Naturally, during a monumental time like this, there are some express concerns. As typically happens, some argue the adoption of EHRs is moving too fast (American Hospital Association, Huffington Post Investigative Fund, and the Washington Times [the full breadth of the political spectrum!]) while others advocate it is moving too slow (The Leapfrog Group).

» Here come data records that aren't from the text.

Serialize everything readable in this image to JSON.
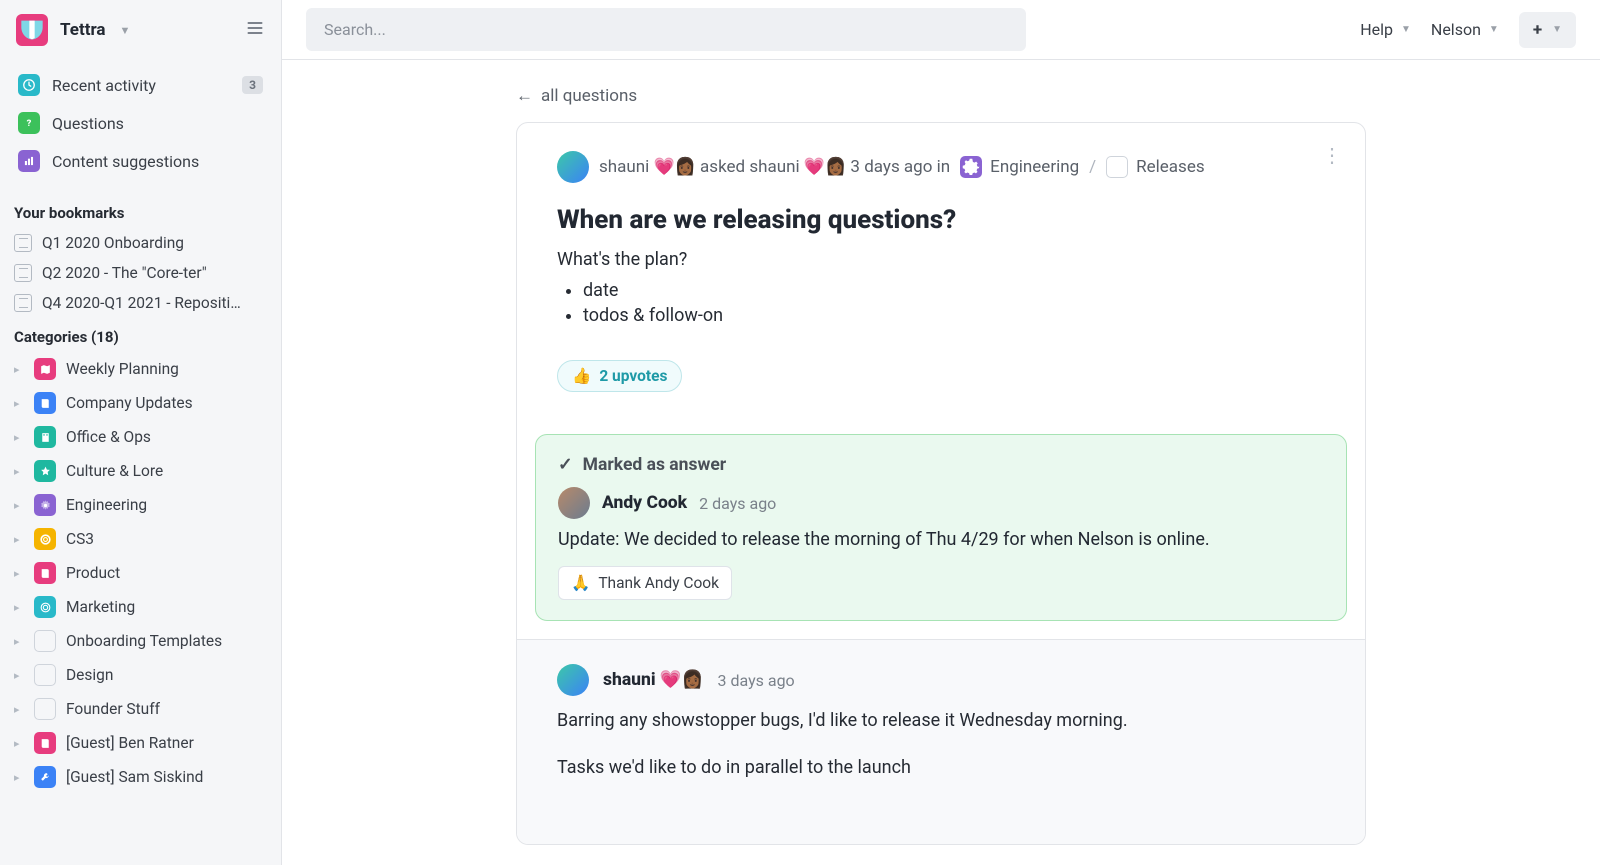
{
  "workspace": {
    "name": "Tettra"
  },
  "search": {
    "placeholder": "Search..."
  },
  "topbar": {
    "help": "Help",
    "user": "Nelson"
  },
  "nav": {
    "recent": {
      "label": "Recent activity",
      "badge": "3"
    },
    "questions": {
      "label": "Questions"
    },
    "suggestions": {
      "label": "Content suggestions"
    }
  },
  "bookmarks": {
    "title": "Your bookmarks",
    "items": [
      {
        "label": "Q1 2020 Onboarding"
      },
      {
        "label": "Q2 2020 - The \"Core-ter\""
      },
      {
        "label": "Q4 2020-Q1 2021 - Repositio…"
      }
    ]
  },
  "categories": {
    "title": "Categories (18)",
    "items": [
      {
        "label": "Weekly Planning",
        "color": "#e73c7e",
        "icon": "map"
      },
      {
        "label": "Company Updates",
        "color": "#3b82f6",
        "icon": "book"
      },
      {
        "label": "Office & Ops",
        "color": "#1fb8a0",
        "icon": "building"
      },
      {
        "label": "Culture & Lore",
        "color": "#1fb8a0",
        "icon": "star"
      },
      {
        "label": "Engineering",
        "color": "#8a63d2",
        "icon": "gear"
      },
      {
        "label": "CS3",
        "color": "#f5b400",
        "icon": "life-ring"
      },
      {
        "label": "Product",
        "color": "#e73c7e",
        "icon": "book"
      },
      {
        "label": "Marketing",
        "color": "#29b9c9",
        "icon": "target"
      },
      {
        "label": "Onboarding Templates",
        "color": "",
        "icon": "blank"
      },
      {
        "label": "Design",
        "color": "",
        "icon": "blank"
      },
      {
        "label": "Founder Stuff",
        "color": "",
        "icon": "blank"
      },
      {
        "label": "[Guest] Ben Ratner",
        "color": "#e73c7e",
        "icon": "book"
      },
      {
        "label": "[Guest] Sam Siskind",
        "color": "#3b82f6",
        "icon": "wrench"
      }
    ]
  },
  "back_link": "all questions",
  "question": {
    "author": "shauni 💗👩🏾‍",
    "prefix_asked": " asked ",
    "assignee": "shauni 💗👩🏾‍",
    "time_suffix": " 3 days ago in ",
    "category": "Engineering",
    "subcategory": "Releases",
    "title": "When are we releasing questions?",
    "body_lead": "What's the plan?",
    "body_items": [
      "date",
      "todos & follow-on"
    ],
    "upvotes": "2 upvotes",
    "upvote_emoji": "👍"
  },
  "answer": {
    "marked_label": "Marked as answer",
    "author": "Andy Cook",
    "time": "2 days ago",
    "body": "Update: We decided to release the morning of Thu 4/29  for when Nelson is online.",
    "thank": "Thank Andy Cook",
    "thank_emoji": "🙏"
  },
  "reply": {
    "author": "shauni 💗👩🏾‍",
    "time": "3 days ago",
    "p1": "Barring any showstopper bugs, I'd like to release it Wednesday morning.",
    "p2": "Tasks we'd like to do in parallel to the launch"
  }
}
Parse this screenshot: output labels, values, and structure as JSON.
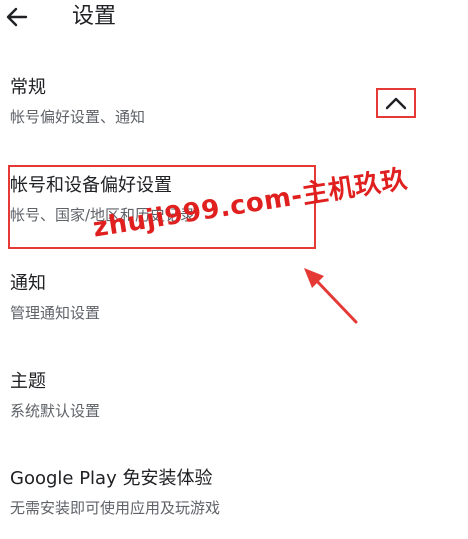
{
  "header": {
    "title": "设置"
  },
  "sections": [
    {
      "title": "常规",
      "subtitle": "帐号偏好设置、通知"
    },
    {
      "title": "帐号和设备偏好设置",
      "subtitle": "帐号、国家/地区和历史记录"
    },
    {
      "title": "通知",
      "subtitle": "管理通知设置"
    },
    {
      "title": "主题",
      "subtitle": "系统默认设置"
    },
    {
      "title": "Google Play 免安装体验",
      "subtitle": "无需安装即可使用应用及玩游戏"
    }
  ],
  "watermark": "zhuji999.com-主机玖玖",
  "colors": {
    "annotation": "#e53935",
    "text": "#202124",
    "subtext": "#5f6368"
  },
  "icons": {
    "back": "arrow-left-icon",
    "collapse": "chevron-up-icon"
  }
}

I maintain that no one really knows the right pace to move forward. We need to maintain flexibility, adjusting our plans when necessary. But inaction is not an option either. I do agree this has elements of a grand experiment whose outcome we will know only many years, lives, and dollars from now. But just as a I feel about healthcare reform, the status quo is not tenable, and action is required. Translating ideals among competing financial and other interests is always a messy task, but it is not reason for inaction.